By 1950, Mao had won China, Red China and USSR both recognized Viet Minh as legitimate government of Vietnam, North Korea invaded South Korea. Trumans signed $23,000,000 aid package for the French in Indochina. US no longer neutral. Cold War. Planes and jeeps and 'advisors' sent to Vietnam. American dollars eventually financed 80% or more of the French war.
July 1953, Korean War ended with a truce and still divided country.

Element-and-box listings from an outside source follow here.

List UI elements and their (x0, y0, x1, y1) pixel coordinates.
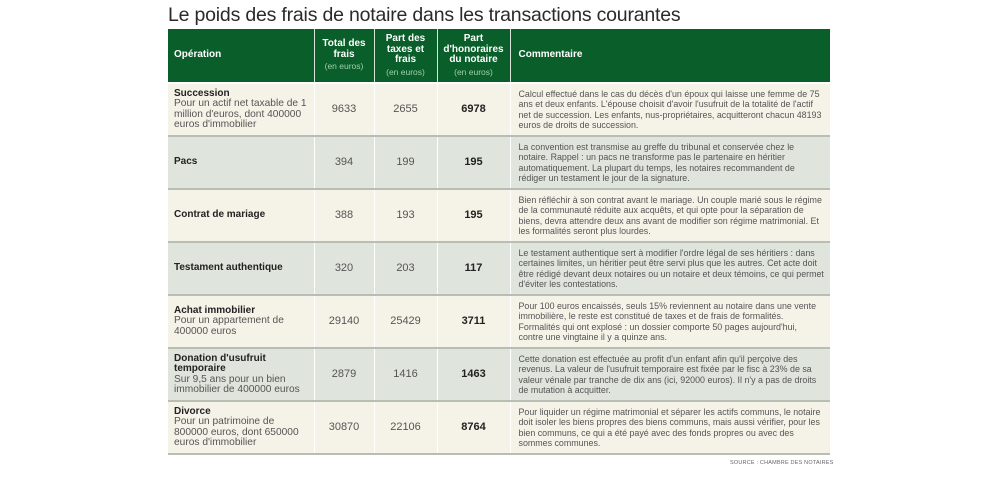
honoraires-cell: 117 (436, 242, 510, 296)
operation-name: Divorce (174, 405, 211, 417)
commentaire-cell: La convention est transmise au greffe du… (509, 136, 830, 190)
total-cell: 29140 (313, 295, 374, 349)
table-row: Pacs 394 199 195 La convention est trans… (168, 136, 830, 190)
header-commentaire: Commentaire (509, 29, 830, 84)
operation-name: Contrat de mariage (174, 209, 266, 221)
total-cell: 2879 (313, 348, 374, 402)
header-honoraires: Part d'honoraires du notaire (en euros) (436, 29, 510, 84)
table-row: Contrat de mariage 388 193 195 Bien réfl… (168, 189, 830, 243)
header-taxes-label: Part des taxes et frais (385, 33, 426, 65)
page-title: Le poids des frais de notaire dans les t… (168, 4, 681, 26)
header-honoraires-label: Part d'honoraires du notaire (443, 33, 504, 65)
honoraires-cell: 195 (436, 136, 510, 190)
header-operation-label: Opération (174, 49, 222, 61)
header-taxes-unit: (en euros) (386, 66, 425, 77)
table-row: Succession Pour un actif net taxable de 1… (168, 83, 830, 137)
operation-name: Testament authentique (174, 262, 283, 274)
total-cell: 388 (313, 189, 374, 243)
total-cell: 394 (313, 136, 374, 190)
honoraires-cell: 195 (436, 189, 510, 243)
header-taxes: Part des taxes et frais (en euros) (373, 29, 437, 84)
operation-name: Donation d'usufruit temporaire (174, 352, 266, 374)
table-row: Testament authentique 320 203 117 Le tes… (168, 242, 830, 296)
commentaire-cell: Calcul effectué dans le cas du décès d'u… (509, 83, 830, 137)
commentaire-cell: Pour 100 euros encaissés, seuls 15% revi… (509, 295, 830, 349)
operation-name: Achat immobilier (174, 304, 256, 316)
table-row: Divorce Pour un patrimoine de 800000 euro… (168, 401, 830, 455)
total-cell: 9633 (313, 83, 374, 137)
table-row: Donation d'usufruit temporaire Sur 9,5 an… (168, 348, 830, 402)
commentaire-cell: Le testament authentique sert à modifier… (509, 242, 830, 296)
operation-cell: Contrat de mariage (168, 189, 314, 243)
header-total-unit: (en euros) (324, 61, 364, 72)
commentaire-cell: Cette donation est effectuée au profit d… (509, 348, 830, 402)
taxes-cell: 193 (373, 189, 437, 243)
header-total-label: Total des frais (322, 38, 366, 60)
total-cell: 30870 (313, 401, 374, 455)
operation-description: Pour un appartement de 400000 euros (174, 315, 284, 337)
taxes-cell: 2655 (373, 83, 437, 137)
operation-cell: Divorce Pour un patrimoine de 800000 euro… (168, 401, 314, 455)
operation-cell: Achat immobilier Pour un appartement de 4… (168, 295, 314, 349)
taxes-cell: 1416 (373, 348, 437, 402)
table-header-row: Opération Total des frais (en euros) Par… (168, 29, 830, 84)
operation-description: Sur 9,5 ans pour un bien immobilier de 4… (174, 373, 300, 395)
taxes-cell: 25429 (373, 295, 437, 349)
source-credit: SOURCE : CHAMBRE DES NOTAIRES (730, 460, 834, 466)
honoraires-cell: 8764 (436, 401, 510, 455)
honoraires-cell: 6978 (436, 83, 510, 137)
honoraires-cell: 3711 (436, 295, 510, 349)
operation-name: Succession (174, 87, 230, 99)
fees-table: Opération Total des frais (en euros) Par… (168, 29, 830, 455)
taxes-cell: 22106 (373, 401, 437, 455)
table-row: Achat immobilier Pour un appartement de 4… (168, 295, 830, 349)
header-honoraires-unit: (en euros) (454, 66, 493, 77)
commentaire-cell: Bien réfléchir à son contrat avant le ma… (509, 189, 830, 243)
operation-name: Pacs (174, 156, 198, 168)
header-total: Total des frais (en euros) (313, 29, 374, 84)
honoraires-cell: 1463 (436, 348, 510, 402)
header-commentaire-label: Commentaire (518, 49, 583, 61)
operation-description: Pour un actif net taxable de 1 million d… (174, 98, 307, 130)
taxes-cell: 203 (373, 242, 437, 296)
commentaire-cell: Pour liquider un régime matrimonial et s… (509, 401, 830, 455)
operation-cell: Pacs (168, 136, 314, 190)
operation-cell: Donation d'usufruit temporaire Sur 9,5 an… (168, 348, 314, 402)
taxes-cell: 199 (373, 136, 437, 190)
operation-description: Pour un patrimoine de 800000 euros, dont… (174, 416, 299, 448)
operation-cell: Succession Pour un actif net taxable de 1… (168, 83, 314, 137)
total-cell: 320 (313, 242, 374, 296)
operation-cell: Testament authentique (168, 242, 314, 296)
header-operation: Opération (168, 29, 314, 84)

March 1954, attack on Dien Bien Phu started; on May 7th, French surrounded after 55 days of siege. Eisenhower had used civilian crews on aircraft to resupply French troops during the siege. 'We should have seen it as the end of colonialism in SE Asia and instead we saw it as a victory for China and communism, which cost us very dearly.'
Geneva: country divided at 17th parallel, DMZ, election in 2 years
"In the end, some 900,000 refugees, including more than half of all the Catholics living in the North, fled to the South, many of them aboard American ships"
Ngo Dinh Diem, a Catholic and a Confucian, a celibate bachelor who had once planned to become a priest, in a land largely populated by Buddhists, became president.